Dodici associazioni nazionali ed europee di trasporto merci su rotaia hanno lanciato un monito congiunto in vista della prossima riunione di trilogo sulla proposta di regolamento UE sulla gestione della capacità dell'infrastruttura ferroviaria, prevista per il 18 novembre 2025.
Il gruppo, che rappresenta gli operatori del trasporto merci su rotaia di Austria, Belgio, Repubblica Ceca, Germania, Ungheria, Italia, Paesi Bassi, Polonia, Slovacchia e Svezia, afferma che il regolamento, pur introducendo nuovi concetti - come la pianificazione dei rotabili e i diritti di capacità multirete - manca di meccanismi vincolanti per imporre un coordinamento armonizzato a livello transfrontaliero.
I richiedenti e gli organismi di regolamentazione si limitano a un ruolo di consulenza.
Essi sostengono che i "quadri europei" proposti per la gestione della capacità e del traffico non sono né obbligatori né applicabili ai sensi del diritto dell'UE. Questi quadri sarebbero sviluppati dai gestori delle infrastrutture e possono essere aggirati dagli Stati membri con il pretesto di "orientamenti strategici". I richiedenti e gli organismi di regolamentazione si limiterebbero a un ruolo consultivo.
Troppo potere nelle mani dei gestori delle infrastrutture
Le associazioni sottolineano che senza garanzie legali, i gestori delle infrastrutture possono continuare a pianificare unilateralmente, limitando la trasparenza e l'affidabilità per gli operatori del trasporto merci. Secondo il gruppo, le attuali pratiche del settore consentono già un coordinamento volontario, ma molti gestori di infrastrutture hanno scelto di non utilizzarle. Il nuovo regolamento non cambierebbe la situazione a meno che non venga introdotta una supervisione più forte.

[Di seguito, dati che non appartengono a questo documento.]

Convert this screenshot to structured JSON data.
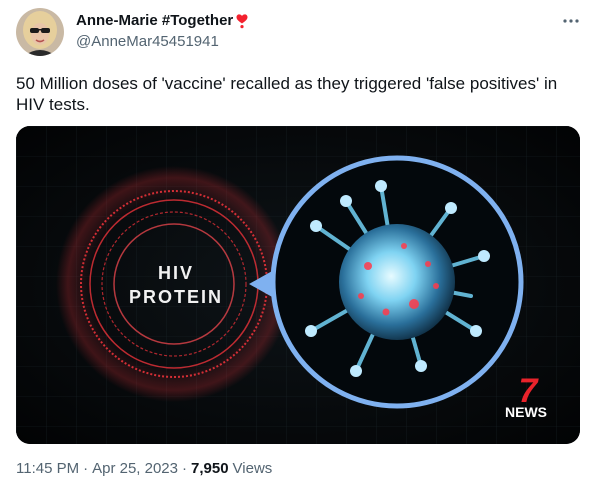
{
  "author": {
    "display_name": "Anne-Marie #Together",
    "handle": "@AnneMar45451941",
    "name_emoji_icon": "red-heart-exclamation-icon",
    "avatar_icon": "profile-avatar"
  },
  "more_menu_icon": "more-dots-icon",
  "tweet": {
    "text": "50 Million doses of 'vaccine' recalled as they triggered 'false positives' in HIV tests."
  },
  "media": {
    "overlay_label_line1": "HIV",
    "overlay_label_line2": "PROTEIN",
    "network_logo_number": "7",
    "network_logo_text": "NEWS"
  },
  "meta": {
    "time": "11:45 PM",
    "separator": "·",
    "date": "Apr 25, 2023",
    "views_count": "7,950",
    "views_label": "Views"
  },
  "colors": {
    "text_primary": "#0f1419",
    "text_secondary": "#536471",
    "heart": "#f4212e",
    "ring_red": "#e8323a",
    "ring_blue": "#7fb1f0"
  }
}
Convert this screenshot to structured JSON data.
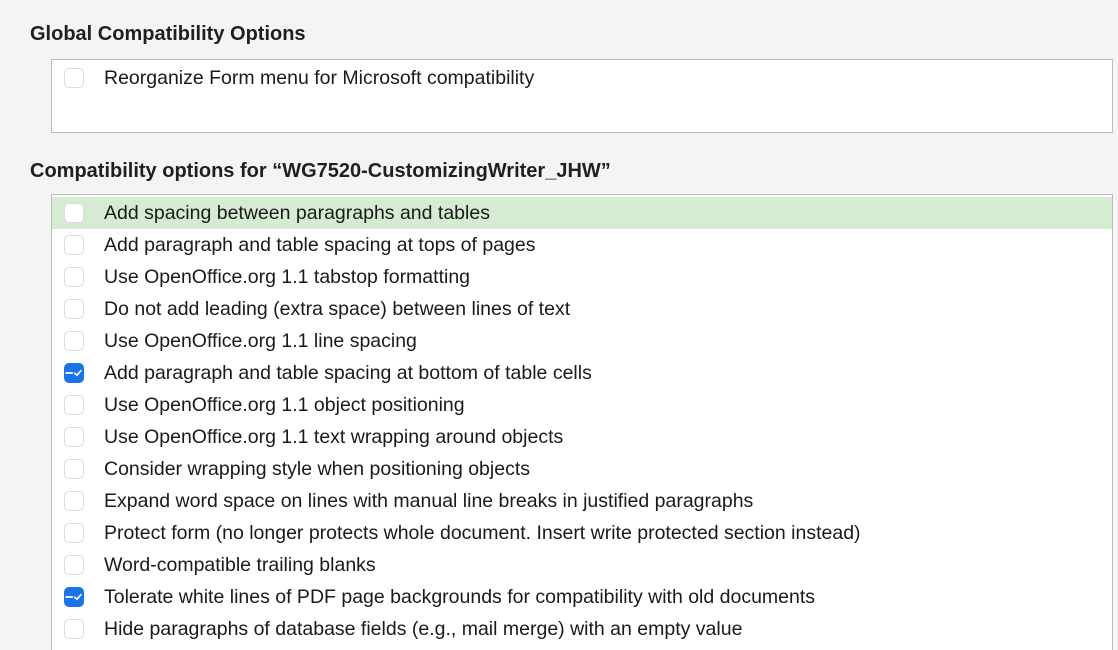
{
  "global_section": {
    "title": "Global Compatibility Options",
    "options": [
      {
        "label": "Reorganize Form menu for Microsoft compatibility",
        "state": "unchecked"
      }
    ]
  },
  "document_section": {
    "title": "Compatibility options for “WG7520-CustomizingWriter_JHW”",
    "options": [
      {
        "label": "Add spacing between paragraphs and tables",
        "state": "unchecked",
        "selected": true
      },
      {
        "label": "Add paragraph and table spacing at tops of pages",
        "state": "unchecked"
      },
      {
        "label": "Use OpenOffice.org 1.1 tabstop formatting",
        "state": "unchecked"
      },
      {
        "label": "Do not add leading (extra space) between lines of text",
        "state": "unchecked"
      },
      {
        "label": "Use OpenOffice.org 1.1 line spacing",
        "state": "unchecked"
      },
      {
        "label": "Add paragraph and table spacing at bottom of table cells",
        "state": "mixed"
      },
      {
        "label": "Use OpenOffice.org 1.1 object positioning",
        "state": "unchecked"
      },
      {
        "label": "Use OpenOffice.org 1.1 text wrapping around objects",
        "state": "unchecked"
      },
      {
        "label": "Consider wrapping style when positioning objects",
        "state": "unchecked"
      },
      {
        "label": "Expand word space on lines with manual line breaks in justified paragraphs",
        "state": "unchecked"
      },
      {
        "label": "Protect form (no longer protects whole document. Insert write protected section instead)",
        "state": "unchecked"
      },
      {
        "label": "Word-compatible trailing blanks",
        "state": "unchecked"
      },
      {
        "label": "Tolerate white lines of PDF page backgrounds for compatibility with old documents",
        "state": "checked"
      },
      {
        "label": "Hide paragraphs of database fields (e.g., mail merge) with an empty value",
        "state": "unchecked"
      }
    ]
  },
  "colors": {
    "accent": "#1a73e8",
    "selected_row": "#d6ecd2",
    "panel_background": "#f4f4f4"
  }
}
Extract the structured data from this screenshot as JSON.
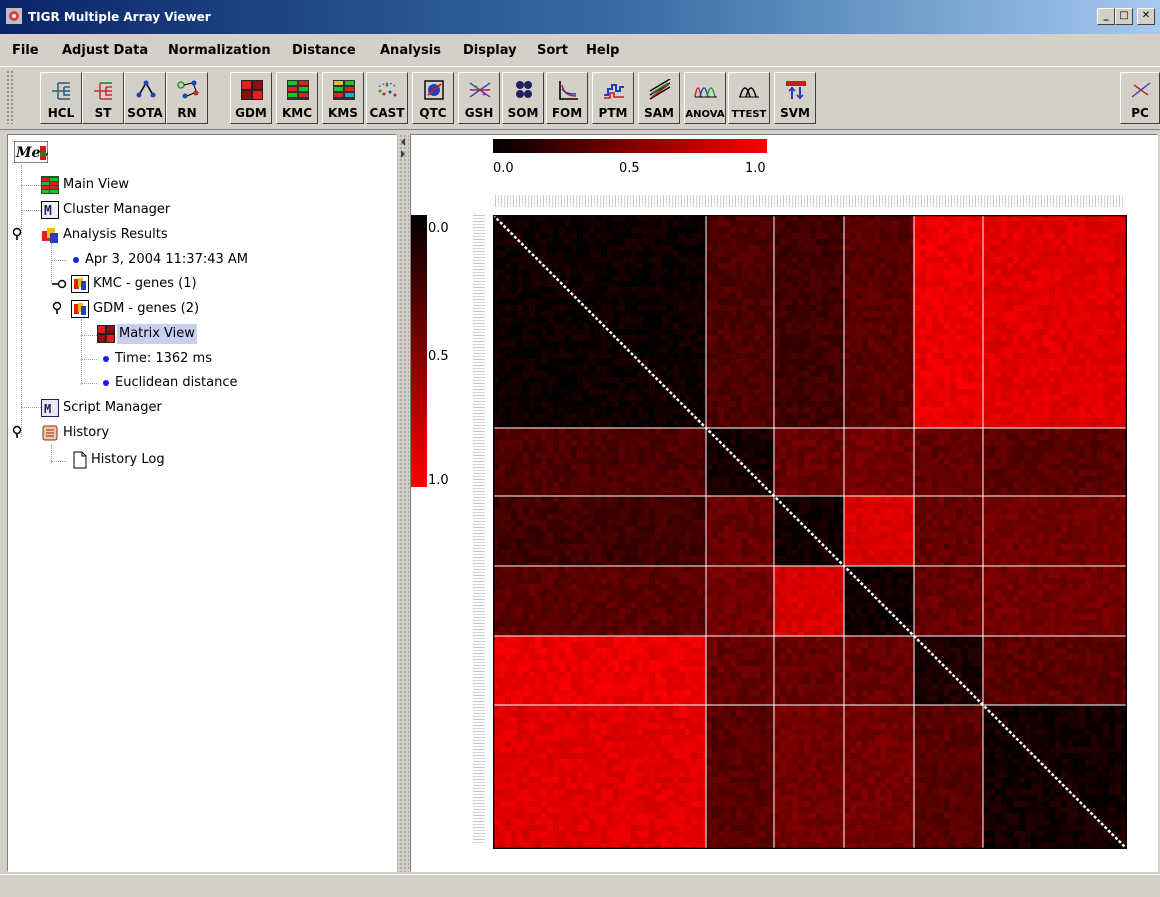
{
  "window": {
    "title": "TIGR Multiple Array Viewer",
    "controls": [
      "minimize-button",
      "maximize-button",
      "close-button"
    ],
    "control_glyphs": [
      "_",
      "□",
      "✕"
    ]
  },
  "menu": [
    "File",
    "Adjust Data",
    "Normalization",
    "Distance",
    "Analysis",
    "Display",
    "Sort",
    "Help"
  ],
  "toolbar": [
    {
      "label": "HCL",
      "icon": "hierarchical-tree-icon"
    },
    {
      "label": "ST",
      "icon": "support-tree-icon"
    },
    {
      "label": "SOTA",
      "icon": "sota-tree-icon"
    },
    {
      "label": "RN",
      "icon": "relevance-network-icon"
    },
    {
      "label": "GDM",
      "icon": "distance-matrix-icon"
    },
    {
      "label": "KMC",
      "icon": "kmeans-icon"
    },
    {
      "label": "KMS",
      "icon": "kmeans-support-icon"
    },
    {
      "label": "CAST",
      "icon": "cast-icon"
    },
    {
      "label": "QTC",
      "icon": "qt-cluster-icon"
    },
    {
      "label": "GSH",
      "icon": "gene-shaving-icon"
    },
    {
      "label": "SOM",
      "icon": "som-icon"
    },
    {
      "label": "FOM",
      "icon": "figure-of-merit-icon"
    },
    {
      "label": "PTM",
      "icon": "template-matching-icon"
    },
    {
      "label": "SAM",
      "icon": "sam-icon"
    },
    {
      "label": "ANOVA",
      "icon": "anova-icon"
    },
    {
      "label": "TTEST",
      "icon": "ttest-icon"
    },
    {
      "label": "SVM",
      "icon": "svm-icon"
    },
    {
      "label": "PC",
      "icon": "pca-icon"
    }
  ],
  "tree": {
    "root_label": "MeV",
    "main_view": "Main View",
    "cluster_manager": "Cluster Manager",
    "analysis_results": "Analysis Results",
    "timestamp": "Apr 3, 2004 11:37:43 AM",
    "kmc": "KMC - genes (1)",
    "gdm": "GDM - genes (2)",
    "matrix_view": "Matrix View",
    "time": "Time: 1362 ms",
    "distance": "Euclidean distance",
    "script_manager": "Script Manager",
    "history": "History",
    "history_log": "History Log"
  },
  "colors": {
    "low": "#000000",
    "high": "#ff0000",
    "separator": "#ffffff",
    "diagonal": "#ffffff"
  },
  "color_scale": {
    "horizontal_ticks": [
      "0.0",
      "0.5",
      "1.0"
    ],
    "vertical_ticks": [
      "0.0",
      "0.5",
      "1.0"
    ]
  },
  "chart_data": {
    "type": "heatmap",
    "value_range": [
      0,
      1
    ],
    "cluster_blocks": [
      "1",
      "2",
      "3",
      "4",
      "5",
      "6"
    ],
    "block_values": [
      [
        0.05,
        0.3,
        0.25,
        0.35,
        0.92,
        0.88
      ],
      [
        0.3,
        0.08,
        0.4,
        0.45,
        0.4,
        0.35
      ],
      [
        0.25,
        0.4,
        0.06,
        0.85,
        0.4,
        0.45
      ],
      [
        0.35,
        0.45,
        0.85,
        0.06,
        0.4,
        0.45
      ],
      [
        0.92,
        0.4,
        0.4,
        0.4,
        0.1,
        0.35
      ],
      [
        0.88,
        0.35,
        0.45,
        0.45,
        0.35,
        0.08
      ]
    ]
  }
}
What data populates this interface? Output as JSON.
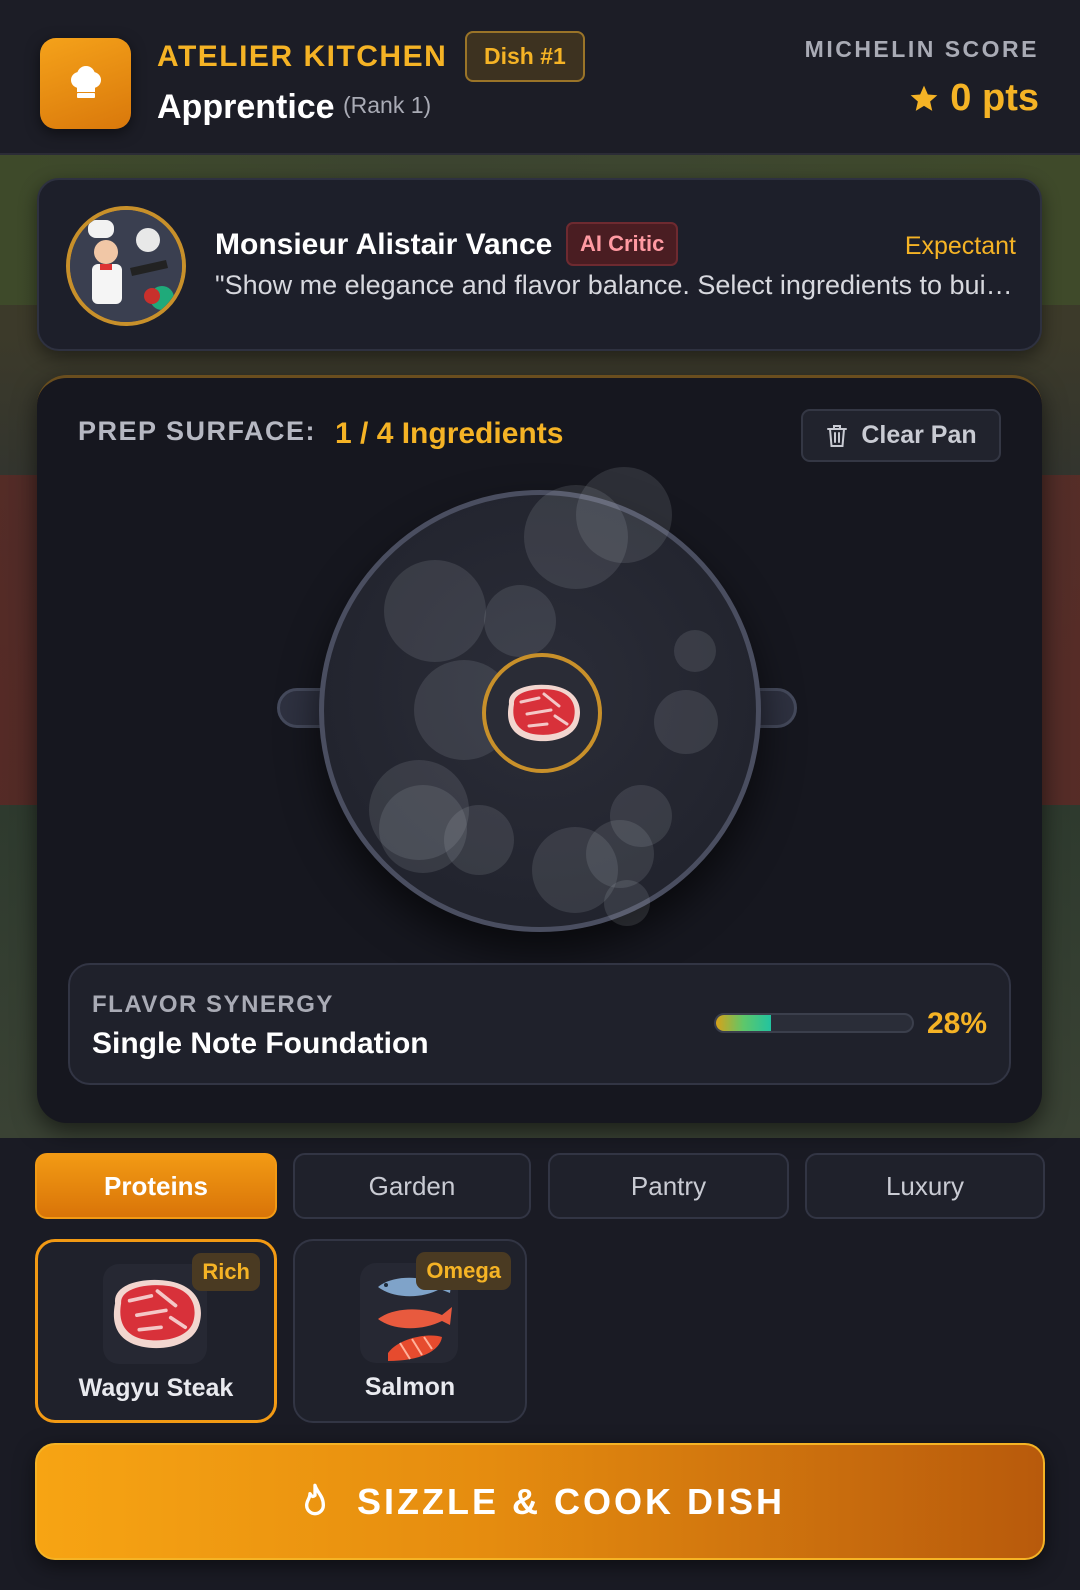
{
  "header": {
    "brand": "ATELIER KITCHEN",
    "dish_badge": "Dish #1",
    "rank_title": "Apprentice",
    "rank_sub": "(Rank 1)",
    "score_label": "MICHELIN SCORE",
    "score_value": "0 pts"
  },
  "critic": {
    "name": "Monsieur Alistair Vance",
    "tag": "AI Critic",
    "mood": "Expectant",
    "quote": "\"Show me elegance and flavor balance. Select ingredients to build your dish.\""
  },
  "prep": {
    "label": "PREP SURFACE:",
    "count": "1 / 4 Ingredients",
    "clear_label": "Clear Pan",
    "pan_items": [
      "steak-icon"
    ]
  },
  "synergy": {
    "label": "FLAVOR SYNERGY",
    "title": "Single Note Foundation",
    "percent_text": "28%",
    "percent": 28
  },
  "tabs": [
    {
      "label": "Proteins",
      "active": true
    },
    {
      "label": "Garden",
      "active": false
    },
    {
      "label": "Pantry",
      "active": false
    },
    {
      "label": "Luxury",
      "active": false
    }
  ],
  "ingredients": [
    {
      "name": "Wagyu Steak",
      "tag": "Rich",
      "icon": "steak-icon",
      "selected": true
    },
    {
      "name": "Salmon",
      "tag": "Omega",
      "icon": "salmon-icon",
      "selected": false
    }
  ],
  "cook_button": {
    "label": "SIZZLE & COOK DISH",
    "icon": "flame-icon"
  },
  "colors": {
    "accent": "#f5b325",
    "orange": "#f29a14",
    "panel": "#1f212b"
  }
}
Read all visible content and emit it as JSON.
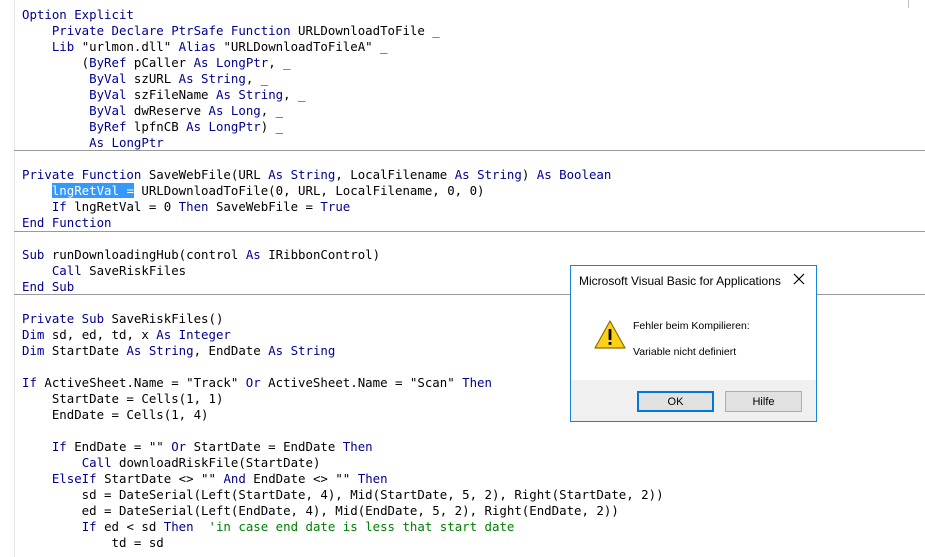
{
  "editor": {
    "lines": [
      [
        {
          "t": "Option Explicit",
          "k": 1
        }
      ],
      [
        {
          "t": "    "
        },
        {
          "t": "Private Declare PtrSafe Function",
          "k": 1
        },
        {
          "t": " URLDownloadToFile _"
        }
      ],
      [
        {
          "t": "    "
        },
        {
          "t": "Lib",
          "k": 1
        },
        {
          "t": " \"urlmon.dll\" "
        },
        {
          "t": "Alias",
          "k": 1
        },
        {
          "t": " \"URLDownloadToFileA\" _"
        }
      ],
      [
        {
          "t": "        ("
        },
        {
          "t": "ByRef",
          "k": 1
        },
        {
          "t": " pCaller "
        },
        {
          "t": "As",
          "k": 1
        },
        {
          "t": " "
        },
        {
          "t": "LongPtr",
          "k": 1
        },
        {
          "t": ", _"
        }
      ],
      [
        {
          "t": "         "
        },
        {
          "t": "ByVal",
          "k": 1
        },
        {
          "t": " szURL "
        },
        {
          "t": "As String",
          "k": 1
        },
        {
          "t": ", _"
        }
      ],
      [
        {
          "t": "         "
        },
        {
          "t": "ByVal",
          "k": 1
        },
        {
          "t": " szFileName "
        },
        {
          "t": "As String",
          "k": 1
        },
        {
          "t": ", _"
        }
      ],
      [
        {
          "t": "         "
        },
        {
          "t": "ByVal",
          "k": 1
        },
        {
          "t": " dwReserve "
        },
        {
          "t": "As Long",
          "k": 1
        },
        {
          "t": ", _"
        }
      ],
      [
        {
          "t": "         "
        },
        {
          "t": "ByRef",
          "k": 1
        },
        {
          "t": " lpfnCB "
        },
        {
          "t": "As",
          "k": 1
        },
        {
          "t": " "
        },
        {
          "t": "LongPtr",
          "k": 1
        },
        {
          "t": ") _"
        }
      ],
      [
        {
          "t": "         "
        },
        {
          "t": "As LongPtr",
          "k": 1
        }
      ],
      [],
      [
        {
          "t": "Private Function",
          "k": 1
        },
        {
          "t": " SaveWebFile(URL "
        },
        {
          "t": "As String",
          "k": 1
        },
        {
          "t": ", LocalFilename "
        },
        {
          "t": "As String",
          "k": 1
        },
        {
          "t": ") "
        },
        {
          "t": "As Boolean",
          "k": 1
        }
      ],
      [
        {
          "t": "    "
        },
        {
          "t": "lngRetVal =",
          "s": 1
        },
        {
          "t": " URLDownloadToFile(0, URL, LocalFilename, 0, 0)"
        }
      ],
      [
        {
          "t": "    "
        },
        {
          "t": "If",
          "k": 1
        },
        {
          "t": " lngRetVal = 0 "
        },
        {
          "t": "Then",
          "k": 1
        },
        {
          "t": " SaveWebFile = "
        },
        {
          "t": "True",
          "k": 1
        }
      ],
      [
        {
          "t": "End Function",
          "k": 1
        }
      ],
      [],
      [
        {
          "t": "Sub",
          "k": 1
        },
        {
          "t": " runDownloadingHub(control "
        },
        {
          "t": "As",
          "k": 1
        },
        {
          "t": " IRibbonControl)"
        }
      ],
      [
        {
          "t": "    "
        },
        {
          "t": "Call",
          "k": 1
        },
        {
          "t": " SaveRiskFiles"
        }
      ],
      [
        {
          "t": "End Sub",
          "k": 1
        }
      ],
      [],
      [
        {
          "t": "Private Sub",
          "k": 1
        },
        {
          "t": " SaveRiskFiles()"
        }
      ],
      [
        {
          "t": "Dim",
          "k": 1
        },
        {
          "t": " sd, ed, td, x "
        },
        {
          "t": "As Integer",
          "k": 1
        }
      ],
      [
        {
          "t": "Dim",
          "k": 1
        },
        {
          "t": " StartDate "
        },
        {
          "t": "As String",
          "k": 1
        },
        {
          "t": ", EndDate "
        },
        {
          "t": "As String",
          "k": 1
        }
      ],
      [],
      [
        {
          "t": "If",
          "k": 1
        },
        {
          "t": " ActiveSheet.Name = \"Track\" "
        },
        {
          "t": "Or",
          "k": 1
        },
        {
          "t": " ActiveSheet.Name = \"Scan\" "
        },
        {
          "t": "Then",
          "k": 1
        }
      ],
      [
        {
          "t": "    StartDate = Cells(1, 1)"
        }
      ],
      [
        {
          "t": "    EndDate = Cells(1, 4)"
        }
      ],
      [],
      [
        {
          "t": "    "
        },
        {
          "t": "If",
          "k": 1
        },
        {
          "t": " EndDate = \"\" "
        },
        {
          "t": "Or",
          "k": 1
        },
        {
          "t": " StartDate = EndDate "
        },
        {
          "t": "Then",
          "k": 1
        }
      ],
      [
        {
          "t": "        "
        },
        {
          "t": "Call",
          "k": 1
        },
        {
          "t": " downloadRiskFile(StartDate)"
        }
      ],
      [
        {
          "t": "    "
        },
        {
          "t": "ElseIf",
          "k": 1
        },
        {
          "t": " StartDate <> \"\" "
        },
        {
          "t": "And",
          "k": 1
        },
        {
          "t": " EndDate <> \"\" "
        },
        {
          "t": "Then",
          "k": 1
        }
      ],
      [
        {
          "t": "        sd = DateSerial(Left(StartDate, 4), Mid(StartDate, 5, 2), Right(StartDate, 2))"
        }
      ],
      [
        {
          "t": "        ed = DateSerial(Left(EndDate, 4), Mid(EndDate, 5, 2), Right(EndDate, 2))"
        }
      ],
      [
        {
          "t": "        "
        },
        {
          "t": "If",
          "k": 1
        },
        {
          "t": " ed < sd "
        },
        {
          "t": "Then",
          "k": 1
        },
        {
          "t": "  "
        },
        {
          "t": "'in case end date is less that start date",
          "c": 1
        }
      ],
      [
        {
          "t": "            td = sd"
        }
      ]
    ],
    "colors": {
      "keyword": "#00008b",
      "comment": "#008000",
      "selection": "#3399ff"
    }
  },
  "msgbox": {
    "title": "Microsoft Visual Basic for Applications",
    "close_icon": "close-icon",
    "warning_icon": "warning-icon",
    "message_line1": "Fehler beim Kompilieren:",
    "message_line2": "Variable nicht definiert",
    "ok_label": "OK",
    "help_label": "Hilfe"
  }
}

Modifiche senza compensazioni
Un'altra questione sollevata è la mancanza di una protezione applicabile per i richiedenti quando i gestori delle infrastrutture modificano o cancellano la capacità. Le associazioni sottolineano le attuali interruzioni, come la chiusura dei corridoi in Germania, in cui i percorsi di deviazione non erano disponibili o non erano economicamente fattibili. In questi casi, non è previsto alcun risarcimento per i costi aggiuntivi o per la perdita di affari.
Chiedono che le sanzioni per i gestori dell'infrastruttura siano applicate in modo coerente e legate all'intera lunghezza dei diritti di capacità multirete, non solo ai segmenti nazionali. Le penali dovrebbero essere fissate come un tasso forfettario per chilometro e applicarsi dal momento dell'assegnazione della capacità, indipendentemente dal fatto che le future restrizioni siano programmate in seguito. La limitazione della responsabilità per i gestori dell'infrastruttura che gestiscono solo brevi tratte è considerata un indebolimento dell'incentivo a fornire percorsi affidabili.
Suggerimenti dal gruppo di associazioni
Il gruppo sottolinea inoltre che queste sanzioni non dovrebbero sostituire il risarcimento dei danni economici e dovrebbero essere applicate anche se le restrizioni temporanee sono al di fuori del controllo del gestore dell'infrastruttura. Allo stesso tempo, sostengono che i richiedenti non dovrebbero essere penalizzati oltre il costo dei diritti di accesso non utilizzati se decidono di non utilizzare la capacità assegnata.
Per migliorare la pianificazione dei lavori e ridurre al minimo i disagi, le associazioni chiedono che la Commissione sia autorizzata a modificare l'allegato I(3) del regolamento e a formalizzare le procedure di prova attualmente in discussione nel settore.
Infine, il gruppo chiede che la Commissione europea sia autorizzata ad adottare atti delegati o di esecuzione su parti chiave del regolamento, senza precondizioni. Ciò includerebbe le regole per la pianificazione a rotazione, le modifiche alla capacità, le sanzioni, le revisioni delle prestazioni e le consultazioni con le parti interessate.
Secondo la lettera, il regolamento non raggiungerà i suoi obiettivi se non verranno colmate queste lacune. Le associazioni coinvolte sono AROSRAIL (Slovacchia), BRFA (Belgio), DIE GÜTERBAHNEN (Germania), ERFA (UE), FerCargo (Italia), HUPRA (Ungheria), NEEÖ (Austria), RailGood (Paesi Bassi), Tågföretagen/ASTOC (Svezia), UIRR (UE), ZESNAD.CZ (Repubblica Ceca) e ZNPK (Polonia).